Così, pur comprendendo quest'esigenza di formulare la proposta in modo che sia chiaro che non stiamo distruggendo i risparmi di una vita della vecchietta che ne ha bisogno per integrare la sua magra pensione, anche la procedura fallimentare non avrebbe un esito differente, un rimborso in varie percentuali può essere predisposto per soggetti differenti.
Sono viceversa in totale disaccordo con la prima ipotesi, proprio perchè l'esistenza del debito diventa un'arma puntata su di noi per imporci la crescita, visto che ad essa sarebbe affidata l'uscita dai problemi di debito. 

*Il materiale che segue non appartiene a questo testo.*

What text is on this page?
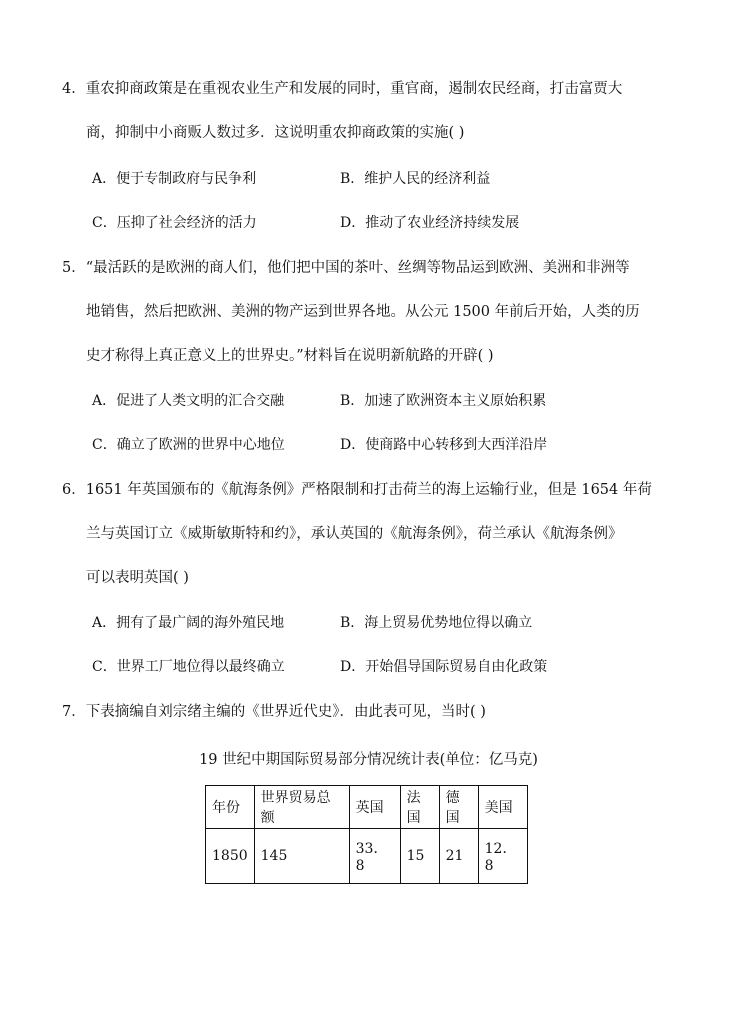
4．重农抑商政策是在重视农业生产和发展的同时，重官商，遏制农民经商，打击富贾大
商，抑制中小商贩人数过多．这说明重农抑商政策的实施( )
A．便于专制政府与民争利	B．维护人民的经济利益
C．压抑了社会经济的活力	D．推动了农业经济持续发展
5．“最活跃的是欧洲的商人们，他们把中国的茶叶、丝绸等物品运到欧洲、美洲和非洲等
地销售，然后把欧洲、美洲的物产运到世界各地。从公元 1500 年前后开始，人类的历
史才称得上真正意义上的世界史。”材料旨在说明新航路的开辟( )
A．促进了人类文明的汇合交融	B．加速了欧洲资本主义原始积累
C．确立了欧洲的世界中心地位	D．使商路中心转移到大西洋沿岸
6．1651 年英国颁布的《航海条例》严格限制和打击荷兰的海上运输行业，但是 1654 年荷
兰与英国订立《威斯敏斯特和约》，承认英国的《航海条例》，荷兰承认《航海条例》
可以表明英国( )
A．拥有了最广阔的海外殖民地	B．海上贸易优势地位得以确立
C．世界工厂地位得以最终确立	D．开始倡导国际贸易自由化政策
7．下表摘编自刘宗绪主编的《世界近代史》．由此表可见，当时( )
19 世纪中期国际贸易部分情况统计表(单位：亿马克)
年份	世界贸易总额	英国	法国	德国	美国
1850	145	33．8	15	21	12．8
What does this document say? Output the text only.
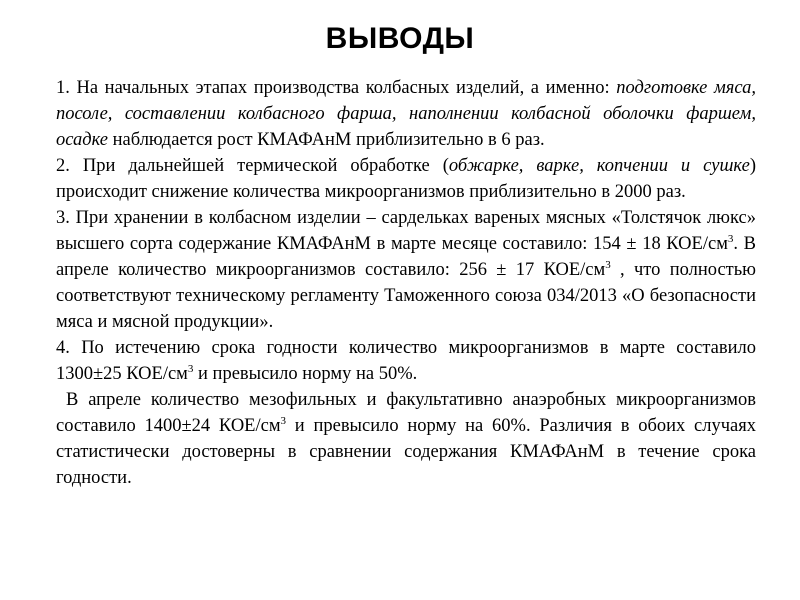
ВЫВОДЫ

1. На начальных этапах производства колбасных изделий, а именно: подготовке мяса, посоле, составлении колбасного фарша, наполнении колбасной оболочки фаршем, осадке наблюдается рост КМАФАнМ приблизительно в 6 раз.

2. При дальнейшей термической обработке (обжарке, варке, копчении и сушке) происходит снижение количества микроорганизмов приблизительно в 2000 раз.

3. При хранении в колбасном изделии – сардельках вареных мясных «Толстячок люкс» высшего сорта содержание КМАФАнМ в марте месяце составило: 154 ± 18 КОЕ/$см^3$. В апреле количество микроорганизмов составило: 256 ± 17 КОЕ/$см^3$ , что полностью соответствуют техническому регламенту Таможенного союза 034/2013 «О безопасности мяса и мясной продукции».

4. По истечению срока годности количество микроорганизмов в марте составило 1300±25 КОЕ/$см^3$ и превысило норму на 50%.

В апреле количество мезофильных и факультативно анаэробных микроорганизмов составило 1400±24 КОЕ/$см^3$ и превысило норму на 60%. Различия в обоих случаях статистически достоверны в сравнении содержания КМАФАнМ в течение срока годности.
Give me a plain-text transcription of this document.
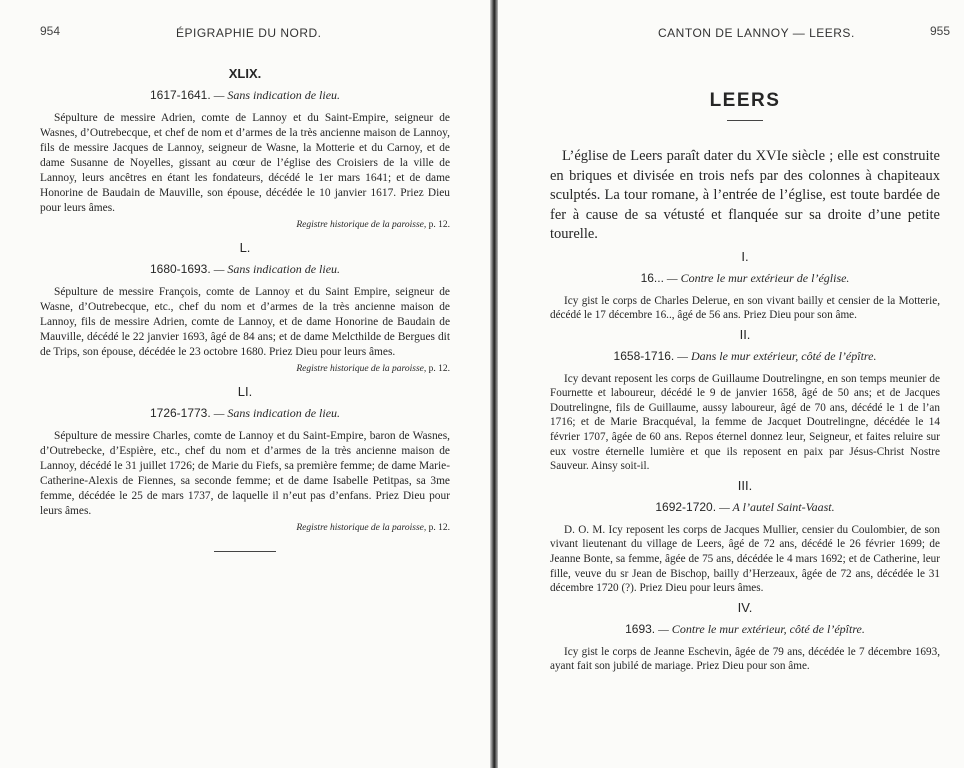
954	ÉPIGRAPHIE DU NORD.
XLIX.
1617-1641. — Sans indication de lieu.

Sépulture de messire Adrien, comte de Lannoy et du Saint-Empire, seigneur de Wasnes, d’Outrebecque, et chef de nom et d’armes de la très ancienne maison de Lannoy, fils de messire Jacques de Lannoy, seigneur de Wasne, la Motterie et du Carnoy, et de dame Susanne de Noyelles, gissant au cœur de l’église des Croisiers de la ville de Lannoy, leurs ancêtres en étant les fondateurs, décédé le 1er mars 1641; et de dame Honorine de Baudain de Mauville, son épouse, décédée le 10 janvier 1617. Priez Dieu pour leurs âmes.

Registre historique de la paroisse, p. 12.
L.
1680-1693. — Sans indication de lieu.

Sépulture de messire François, comte de Lannoy et du Saint Empire, seigneur de Wasne, d’Outrebecque, etc., chef du nom et d’armes de la très ancienne maison de Lannoy, fils de messire Adrien, comte de Lannoy, et de dame Honorine de Baudain de Mauville, décédé le 22 janvier 1693, âgé de 84 ans; et de dame Melcthilde de Bergues dit de Trips, son épouse, décédée le 23 octobre 1680. Priez Dieu pour leurs âmes.

Registre historique de la paroisse, p. 12.
LI.
1726-1773. — Sans indication de lieu.

Sépulture de messire Charles, comte de Lannoy et du Saint-Empire, baron de Wasnes, d’Outrebecke, d’Espière, etc., chef du nom et d’armes de la très ancienne maison de Lannoy, décédé le 31 juillet 1726; de Marie du Fiefs, sa première femme; de dame Marie-Catherine-Alexis de Fiennes, sa seconde femme; et de dame Isabelle Petitpas, sa 3me femme, décédée le 25 de mars 1737, de laquelle il n’eut pas d’enfans. Priez Dieu pour leurs âmes.

Registre historique de la paroisse, p. 12.
CANTON DE LANNOY — LEERS.	955
LEERS

L’église de Leers paraît dater du XVIe siècle ; elle est construite en briques et divisée en trois nefs par des colonnes à chapiteaux sculptés. La tour romane, à l’entrée de l’église, est toute bardée de fer à cause de sa vétusté et flanquée sur sa droite d’une petite tourelle.

I.
16... — Contre le mur extérieur de l’église.

Icy gist le corps de Charles Delerue, en son vivant bailly et censier de la Motterie, décédé le 17 décembre 16.., âgé de 56 ans. Priez Dieu pour son âme.

II.
1658-1716. — Dans le mur extérieur, côté de l’épître.

Icy devant reposent les corps de Guillaume Doutrelingne, en son temps meunier de Fournette et laboureur, décédé le 9 de janvier 1658, âgé de 50 ans; et de Jacques Doutrelingne, fils de Guillaume, aussy laboureur, âgé de 70 ans, décédé le 1 de l’an 1716; et de Marie Bracquéval, la femme de Jacquet Doutrelingne, décédée le 14 février 1707, âgée de 60 ans. Repos éternel donnez leur, Seigneur, et faites reluire sur eux vostre éternelle lumière et que ils reposent en paix par Jésus-Christ Nostre Sauveur. Ainsy soit-il.

III.
1692-1720. — A l’autel Saint-Vaast.

D. O. M. Icy reposent les corps de Jacques Mullier, censier du Coulombier, de son vivant lieutenant du village de Leers, âgé de 72 ans, décédé le 26 février 1699; de Jeanne Bonte, sa femme, âgée de 75 ans, décédée le 4 mars 1692; et de Catherine, leur fille, veuve du sr Jean de Bischop, bailly d’Herzeaux, âgée de 72 ans, décédée le 31 décembre 1720 (?). Priez Dieu pour leurs âmes.

IV.
1693. — Contre le mur extérieur, côté de l’épître.

Icy gist le corps de Jeanne Eschevin, âgée de 79 ans, décédée le 7 décembre 1693, ayant fait son jubilé de mariage. Priez Dieu pour son âme.
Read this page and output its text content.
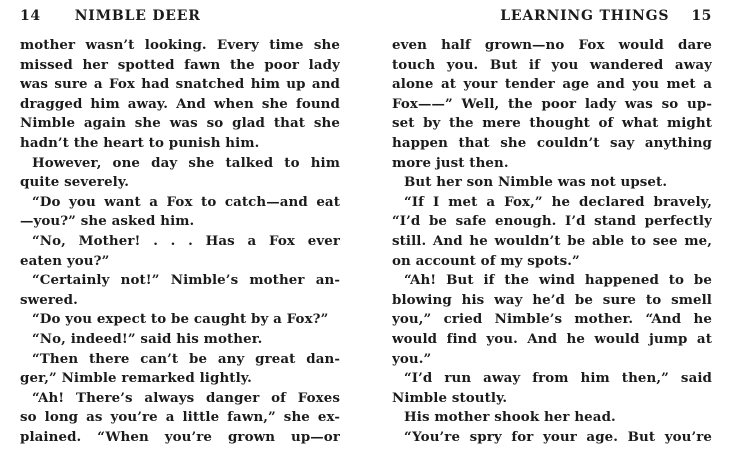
14 NIMBLE DEER
mother wasn’t looking. Every time she
missed her spotted fawn the poor lady
was sure a Fox had snatched him up and
dragged him away. And when she found
Nimble again she was so glad that she
hadn’t the heart to punish him.
However, one day she talked to him
quite severely.
“Do you want a Fox to catch—and eat
—you?” she asked him.
“No, Mother! . . . Has a Fox ever
eaten you?”
“Certainly not!” Nimble’s mother an-
swered.
“Do you expect to be caught by a Fox?”
“No, indeed!” said his mother.
“Then there can’t be any great dan-
ger,” Nimble remarked lightly.
“Ah! There’s always danger of Foxes
so long as you’re a little fawn,” she ex-
plained. “When you’re grown up—or
LEARNING THINGS 15
even half grown—no Fox would dare
touch you. But if you wandered away
alone at your tender age and you met a
Fox——” Well, the poor lady was so up-
set by the mere thought of what might
happen that she couldn’t say anything
more just then.
But her son Nimble was not upset.
“If I met a Fox,” he declared bravely,
“I’d be safe enough. I’d stand perfectly
still. And he wouldn’t be able to see me,
on account of my spots.”
“Ah! But if the wind happened to be
blowing his way he’d be sure to smell
you,” cried Nimble’s mother. “And he
would find you. And he would jump at
you.”
“I’d run away from him then,” said
Nimble stoutly.
His mother shook her head.
“You’re spry for your age. But you’re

Chi mi legge abitualmente, sa che io mi considero ambientalista, ma non decrescista, in quanto ritengo che il miglior modo di superare la mentalità dominante che vuole la crescita ininterrotta dell'attività economica mondiale sia di abbandonare del tutto la logica del PIL. Ciò che io rimprovero ai decrescisti è che nella formulazione delle loro tesi, finiscono anch'essi per riferirsi all'andamento del PIL, restando in modo differente dipendenti ancora dal PIL. 
In ogni caso, è per me evidente che un'ulteriore crescita, soprattutto nelle forme anarchiche del mercato, sia del tutto incompatibile con il rispetto dell'ambiente. 
Il punto non è se crescere o decrescere ma dove crescere e dove decrescere, avendo come obiettivo l'occupazione. 
Per queste ragioni, credo che sia attuale parlare dell'ipotesi di default, nel modo e nelle forme che dicevo e che andrebbero ulteriormente approfondite.